The Birds of a Feather session that I was able to attend was on Lexical Semantics, organized by Tiago Torrent. It was quite interesting to see how meaning and structure cooperate and all the research questions that arise from it (as well as meet the people who work on it), and I’m sorry I wasn’t able to attend more of those sessions. I also enjoyed meeting the extended academic family of Noah Smith, wonderful people at the University of Chicago and McGill University at a meeting organized by Jackie C. K. Cheung, the very cool people who attended the ACL Undergraduate Panel led by Sasha Rush, Suchin Gururangan, and Sabrina J. Mielke (although I was too shy to ask questions in that one, it was still very informative), other people interested in Low-Resource NLP at the session organized by Ibrahim Sharaf, and Kyle Gorman at SIGMORPHON. It was nice to see all the varied experiences and interests in the community.
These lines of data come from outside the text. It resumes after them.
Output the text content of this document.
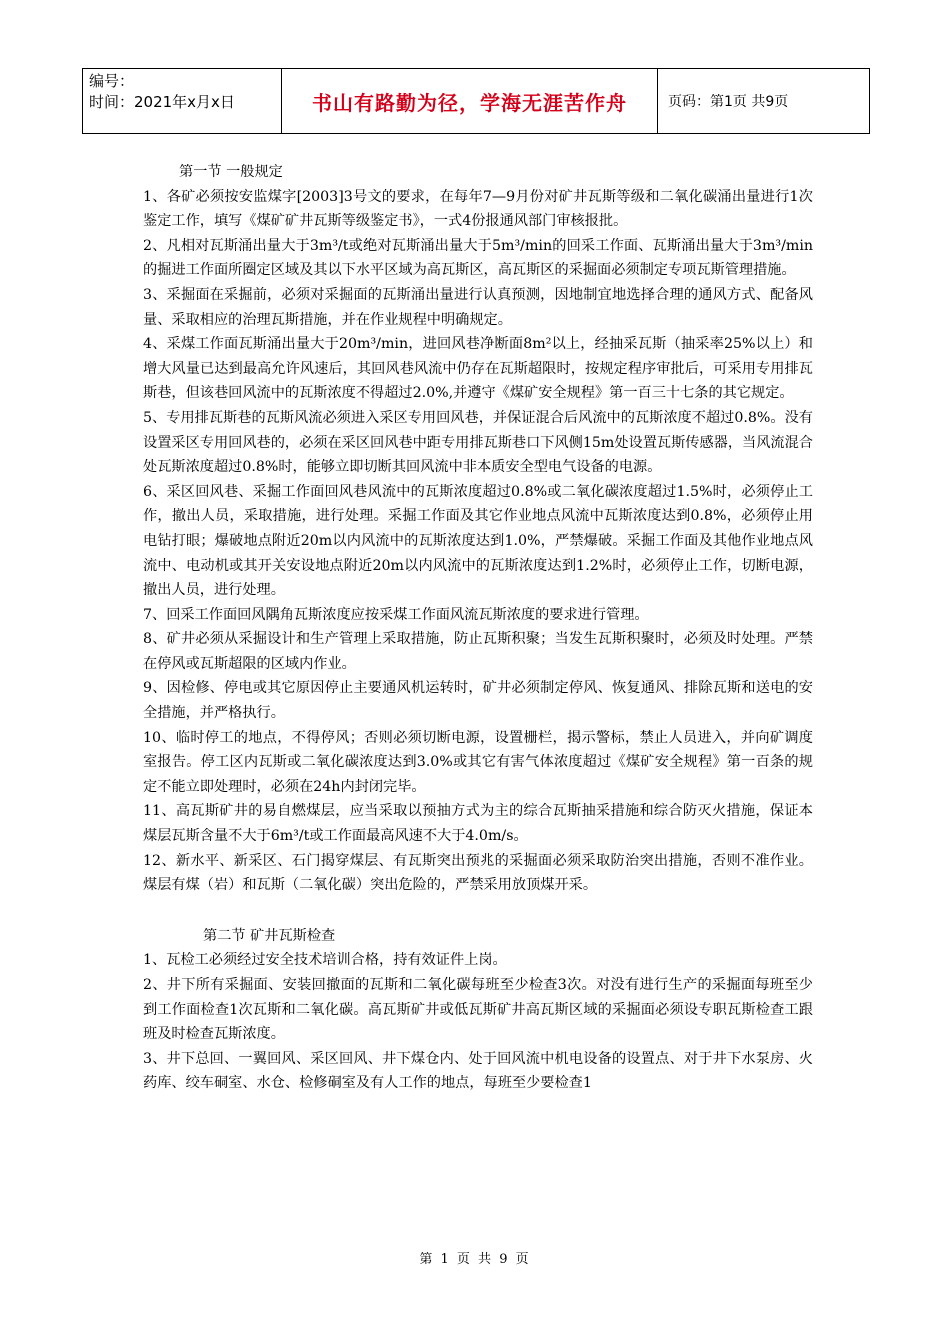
编号：
时间：2021年x月x日	书山有路勤为径，学海无涯苦作舟	页码：第1页 共9页

第一节 一般规定

1、各矿必须按安监煤字[2003]3号文的要求，在每年7—9月份对矿井瓦斯等级和二氧化碳涌出量进行1次鉴定工作，填写《煤矿矿井瓦斯等级鉴定书》，一式4份报通风部门审核报批。

2、凡相对瓦斯涌出量大于3m³/t或绝对瓦斯涌出量大于5m³/min的回采工作面、瓦斯涌出量大于3m³/min的掘进工作面所圈定区域及其以下水平区域为高瓦斯区，高瓦斯区的采掘面必须制定专项瓦斯管理措施。

3、采掘面在采掘前，必须对采掘面的瓦斯涌出量进行认真预测，因地制宜地选择合理的通风方式、配备风量、采取相应的治理瓦斯措施，并在作业规程中明确规定。

4、采煤工作面瓦斯涌出量大于20m³/min，进回风巷净断面8m²以上，经抽采瓦斯（抽采率25%以上）和增大风量已达到最高允许风速后，其回风巷风流中仍存在瓦斯超限时，按规定程序审批后，可采用专用排瓦斯巷，但该巷回风流中的瓦斯浓度不得超过2.0%,并遵守《煤矿安全规程》第一百三十七条的其它规定。

5、专用排瓦斯巷的瓦斯风流必须进入采区专用回风巷，并保证混合后风流中的瓦斯浓度不超过0.8%。没有设置采区专用回风巷的，必须在采区回风巷中距专用排瓦斯巷口下风侧15m处设置瓦斯传感器，当风流混合处瓦斯浓度超过0.8%时，能够立即切断其回风流中非本质安全型电气设备的电源。

6、采区回风巷、采掘工作面回风巷风流中的瓦斯浓度超过0.8%或二氧化碳浓度超过1.5%时，必须停止工作，撤出人员，采取措施，进行处理。采掘工作面及其它作业地点风流中瓦斯浓度达到0.8%，必须停止用电钻打眼；爆破地点附近20m以内风流中的瓦斯浓度达到1.0%，严禁爆破。采掘工作面及其他作业地点风流中、电动机或其开关安设地点附近20m以内风流中的瓦斯浓度达到1.2%时，必须停止工作，切断电源，撤出人员，进行处理。

7、回采工作面回风隅角瓦斯浓度应按采煤工作面风流瓦斯浓度的要求进行管理。

8、矿井必须从采掘设计和生产管理上采取措施，防止瓦斯积聚；当发生瓦斯积聚时，必须及时处理。严禁在停风或瓦斯超限的区域内作业。

9、因检修、停电或其它原因停止主要通风机运转时，矿井必须制定停风、恢复通风、排除瓦斯和送电的安全措施，并严格执行。

10、临时停工的地点，不得停风；否则必须切断电源，设置栅栏，揭示警标，禁止人员进入，并向矿调度室报告。停工区内瓦斯或二氧化碳浓度达到3.0%或其它有害气体浓度超过《煤矿安全规程》第一百条的规定不能立即处理时，必须在24h内封闭完毕。

11、高瓦斯矿井的易自燃煤层，应当采取以预抽方式为主的综合瓦斯抽采措施和综合防灭火措施，保证本煤层瓦斯含量不大于6m³/t或工作面最高风速不大于4.0m/s。

12、新水平、新采区、石门揭穿煤层、有瓦斯突出预兆的采掘面必须采取防治突出措施，否则不准作业。煤层有煤（岩）和瓦斯（二氧化碳）突出危险的，严禁采用放顶煤开采。

第二节 矿井瓦斯检查

1、瓦检工必须经过安全技术培训合格，持有效证件上岗。

2、井下所有采掘面、安装回撤面的瓦斯和二氧化碳每班至少检查3次。对没有进行生产的采掘面每班至少到工作面检查1次瓦斯和二氧化碳。高瓦斯矿井或低瓦斯矿井高瓦斯区域的采掘面必须设专职瓦斯检查工跟班及时检查瓦斯浓度。

3、井下总回、一翼回风、采区回风、井下煤仓内、处于回风流中机电设备的设置点、对于井下水泵房、火药库、绞车硐室、水仓、检修硐室及有人工作的地点，每班至少要检查1

第 1 页 共 9 页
Some of the people who gave me really great advice were Rishi Bommasani, Nelson Liu, Tiago Torrent, and Luca Soldaini. I had many great short conversations with several other people as well. I learned a lot from them and these conversations will without a doubt inform the future steps in my career. It really made me happy to be part of a community with these kinds of people.
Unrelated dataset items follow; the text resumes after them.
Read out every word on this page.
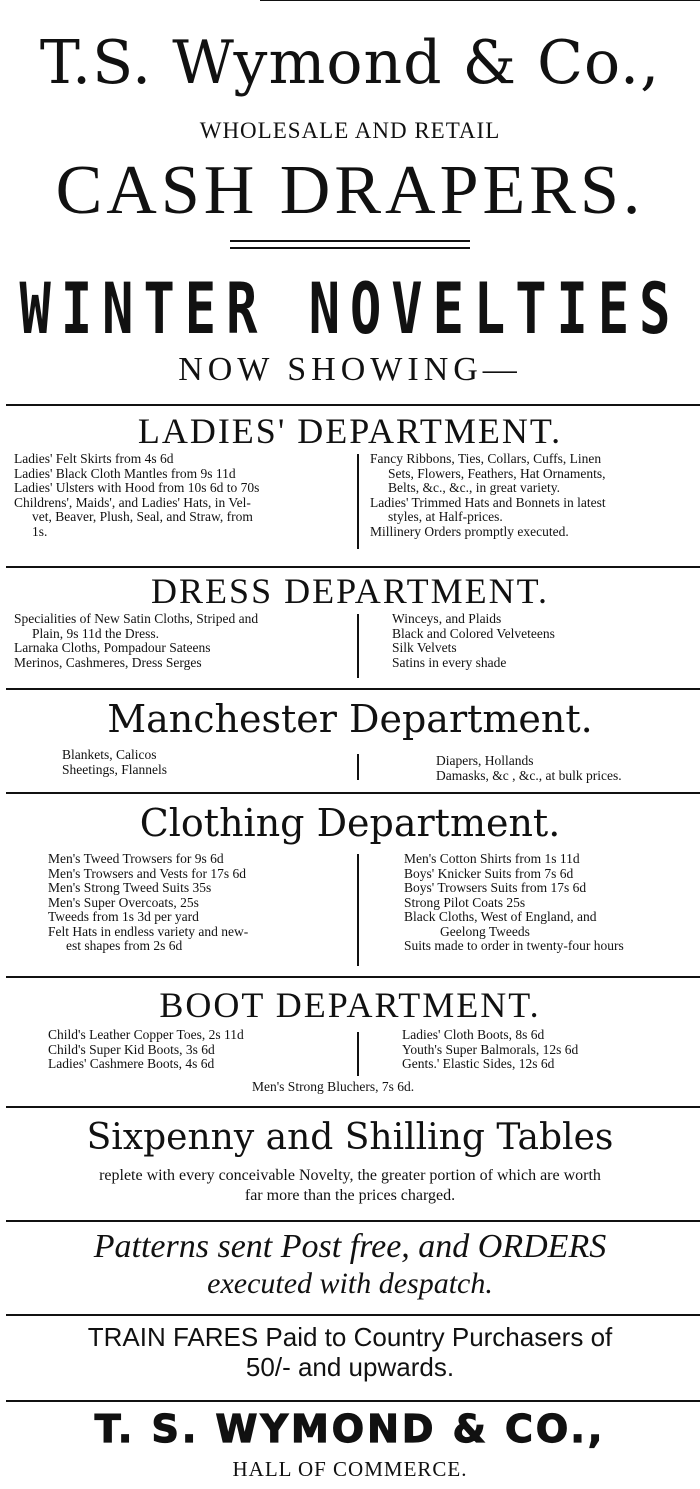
T.S. Wymond & Co.,
WHOLESALE AND RETAIL
CASH DRAPERS.
WINTER NOVELTIES
NOW SHOWING—
LADIES' DEPARTMENT.
Ladies' Felt Skirts from 4s 6d
Ladies' Black Cloth Mantles from 9s 11d
Ladies' Ulsters with Hood from 10s 6d to 70s
Childrens', Maids', and Ladies' Hats, in Vel-
vet, Beaver, Plush, Seal, and Straw, from
1s.
Fancy Ribbons, Ties, Collars, Cuffs, Linen
Sets, Flowers, Feathers, Hat Ornaments,
Belts, &c., &c., in great variety.
Ladies' Trimmed Hats and Bonnets in latest
styles, at Half-prices.
Millinery Orders promptly executed.
DRESS DEPARTMENT.
Specialities of New Satin Cloths, Striped and
Plain, 9s 11d the Dress.
Larnaka Cloths, Pompadour Sateens
Merinos, Cashmeres, Dress Serges
Winceys, and Plaids
Black and Colored Velveteens
Silk Velvets
Satins in every shade
Manchester Department.
Blankets, Calicos
Sheetings, Flannels
Diapers, Hollands
Damasks, &c , &c., at bulk prices.
Clothing Department.
Men's Tweed Trowsers for 9s 6d
Men's Trowsers and Vests for 17s 6d
Men's Strong Tweed Suits 35s
Men's Super Overcoats, 25s
Tweeds from 1s 3d per yard
Felt Hats in endless variety and new-
est shapes from 2s 6d
Men's Cotton Shirts from 1s 11d
Boys' Knicker Suits from 7s 6d
Boys' Trowsers Suits from 17s 6d
Strong Pilot Coats 25s
Black Cloths, West of England, and
Geelong Tweeds
Suits made to order in twenty-four hours
BOOT DEPARTMENT.
Child's Leather Copper Toes, 2s 11d
Child's Super Kid Boots, 3s 6d
Ladies' Cashmere Boots, 4s 6d
Ladies' Cloth Boots, 8s 6d
Youth's Super Balmorals, 12s 6d
Gents.' Elastic Sides, 12s 6d
Men's Strong Bluchers, 7s 6d.
Sixpenny and Shilling Tables
replete with every conceivable Novelty, the greater portion of which are worth
far more than the prices charged.
Patterns sent Post free, and ORDERS
executed with despatch.
TRAIN FARES Paid to Country Purchasers of
50/- and upwards.
T. S. WYMOND & CO.,
HALL OF COMMERCE.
So, to future me, I say talk to people and don’t be afraid to start the conversation. It’s definitely the most rewarding part of a conference, to be surrounded by people with the same interests yet with different (read: more) experiences and knowledge to give.

Future, Present

Where do I stand now? What do I take away from this? If there’s been any consistent thread tying all my conversations, all the advice I got, all that I learned here, it’s that trying new things is important. Diversity of experience in the present moment is the most valuable thing I can have. It’s too early to worry about what form my career will take in a decade, what subfield I’ll specialize in, or even what will happen after my undergrad. I have four formative years in front of me in which I can figure out what is exciting for me and what I want to do in the years that follow, so it makes sense that I explore all my options. I’m sure research is the path I will stay on, but that doesn’t preclude other fields like software engineering, data science, historical linguistics, and (of course!) all the non-academic portions of a college education.

One thing to consider is how much I want to remain working on South Asian languages. It seems the cutting edge of the field is squarely in the courtyard of English, which is concerning. But I foresee my work being the most important when it deals with languages like my own, because they sorely need it. This is probably something I will continue having to figure out.

And what about the field? It seems, as someone very new, that there is a reckoning arriving in NLP/CL. People are frustrated with black box models, increasingly massive data that powers it, and just a general feeling of not knowing what is actually going on in the field. Sure, the metrics are up and there is money to be made from those performance gains. But the fundamental questions of linguistics have not been addressed at all by NLP/CL. How do we, as human beings, generalize the rules of language so well? How do we understand languages? How does language even exist? And, most unnervingly, what are computational systems even learning that makes these metrics go up? For a new researcher, this was a great time to have a Theme track at ACL that examines this from above. I think it’s an exciting time to be in the field, to be grappling with these questions that don’t have any clear answers awaiting us.

And so, I say ACL 2020 was a success, not only in how it occurred but in what I personally got from it. I really look forward to attending more conferences in the field (and out of the field!) and to growing as a researcher. I believe that the future is generally bright. I think good things are happening in the field. And I’m excited beyond measure at the prospect of having something to contribute in it.